This paper discusses several transform-based methods for solving linear discrete ill-posed problems for third order tensor equations based on a tensor-tensor product defined by an invertible linear transform. Linear transform-based tensor-tensor products were first introduced in Kernfeld et al. (2015) [16]. These tensor-tensor products are applied to derive Tikhonov regularization methods based on Golub-Kahan-type bidiagonalization and Arnoldi-type processes. GMRES-type solution methods based on the latter process also are described. By applying only a fairly small number of steps of these processes, large-scale problems are reduced to problems of small size. The number of steps required by these processes and the regularization parameter are determined by the discrepancy principle. The data tensor is a general third order tensor or a tensor defined by a laterally oriented matrix. A quite general regularization tensor can be applied in Tikhonov regularization. Applications to color image and video restorations illustrate the effectiveness of the proposed methods.

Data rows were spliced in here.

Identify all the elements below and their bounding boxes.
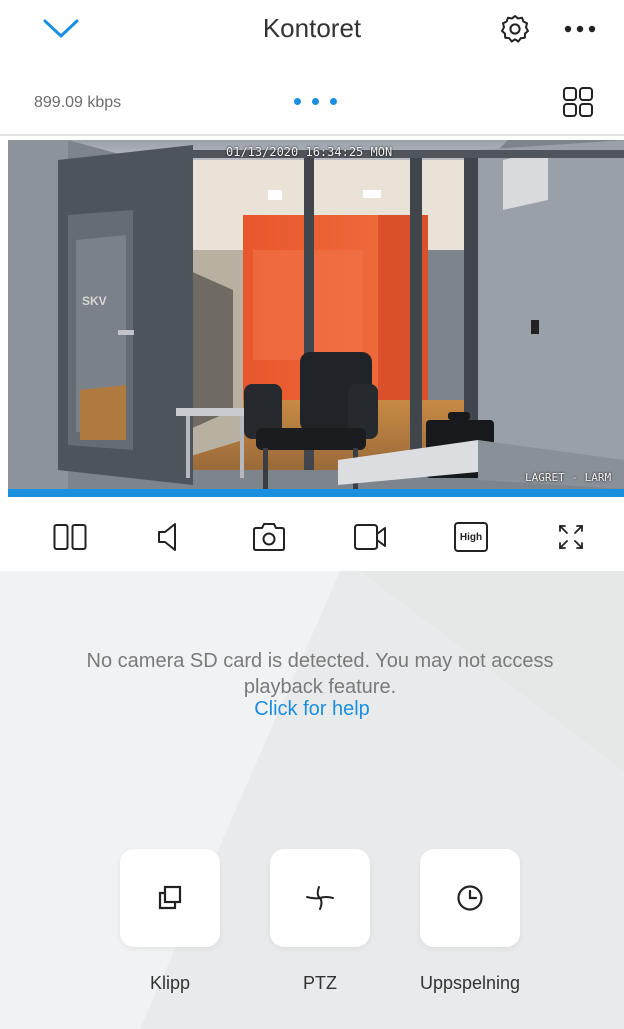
ptz-button[interactable] [270, 849, 370, 947]
stream-progress-bar [8, 489, 624, 497]
split-view-icon [53, 524, 87, 550]
more-button[interactable] [560, 14, 600, 44]
quality-label: High [459, 531, 483, 543]
video-timestamp: 01/13/2020 16:34:25 MON [226, 145, 393, 159]
door-sign: SKV [82, 294, 107, 308]
page-dot-2[interactable] [312, 98, 319, 105]
camera-scene: SKV [8, 140, 624, 489]
panel-background [140, 571, 624, 1029]
more-dots-icon [564, 25, 596, 33]
snapshot-icon [253, 523, 285, 551]
grid-icon [563, 87, 593, 117]
quality-badge: High [454, 522, 488, 552]
clips-label: Klipp [149, 973, 191, 993]
gear-icon [501, 15, 529, 43]
layout-button[interactable] [558, 84, 598, 120]
camera-watermark: LAGRET - LARM [525, 471, 612, 484]
snapshot-button[interactable] [249, 517, 289, 557]
playback-panel: No camera SD card is detected. You may n… [0, 571, 624, 1029]
page-dot-3[interactable] [330, 98, 337, 105]
ptz-icon [306, 886, 334, 910]
fullscreen-button[interactable] [551, 517, 591, 557]
audio-button[interactable] [148, 517, 188, 557]
live-video-feed[interactable]: SKV 01/13/2020 16:34:25 MON LAGRET - LAR… [8, 140, 624, 489]
settings-button[interactable] [496, 11, 534, 47]
split-view-button[interactable] [50, 517, 90, 557]
page-dot-1[interactable] [294, 98, 301, 105]
clock-icon [457, 885, 483, 911]
quality-button[interactable]: High [451, 517, 491, 557]
video-controls: High [0, 503, 624, 569]
clips-icon [158, 885, 182, 910]
sd-card-notice: No camera SD card is detected. You may n… [86, 650, 554, 698]
playback-label: Uppspelning [419, 973, 521, 993]
record-icon [354, 524, 386, 550]
speaker-icon [158, 523, 176, 551]
playback-button[interactable] [420, 849, 520, 947]
help-link[interactable]: Click for help [0, 698, 624, 721]
divider [0, 134, 624, 136]
ptz-label: PTZ [303, 973, 337, 993]
fullscreen-icon [559, 525, 583, 549]
record-button[interactable] [350, 517, 390, 557]
top-bar: Kontoret [0, 0, 624, 60]
bitrate-label: 899.09 kbps [34, 94, 122, 111]
clips-button[interactable] [120, 849, 220, 947]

本文讨论了基于可逆线性变换定义的张量-张量积的几种基于变换的方法，用于求解三阶张量方程的线性离散不适定问题。基于线性变换的张量-张量积首先在Kernfeld等人中介绍。（2015）[16]。这些张量-张量积用于基于Golub-Kahan型双对角化和Arnoldi型过程推导Tikhonov正则化方法。还描述了基于后一过程的GMRES型求解方法。通过仅采用这些过程中相当少的步骤，就可以将大规模的问题减少为小尺寸的问题。这些过程所需的步骤数和正则化参数由差异原理确定。数据张量是一般的三阶张量或由横向定向矩阵定义的张量。可以在Tikhonov正则化中应用一个相当笼统的正则张量。彩色图像和视频恢复的应用说明了所提出方法的有效性。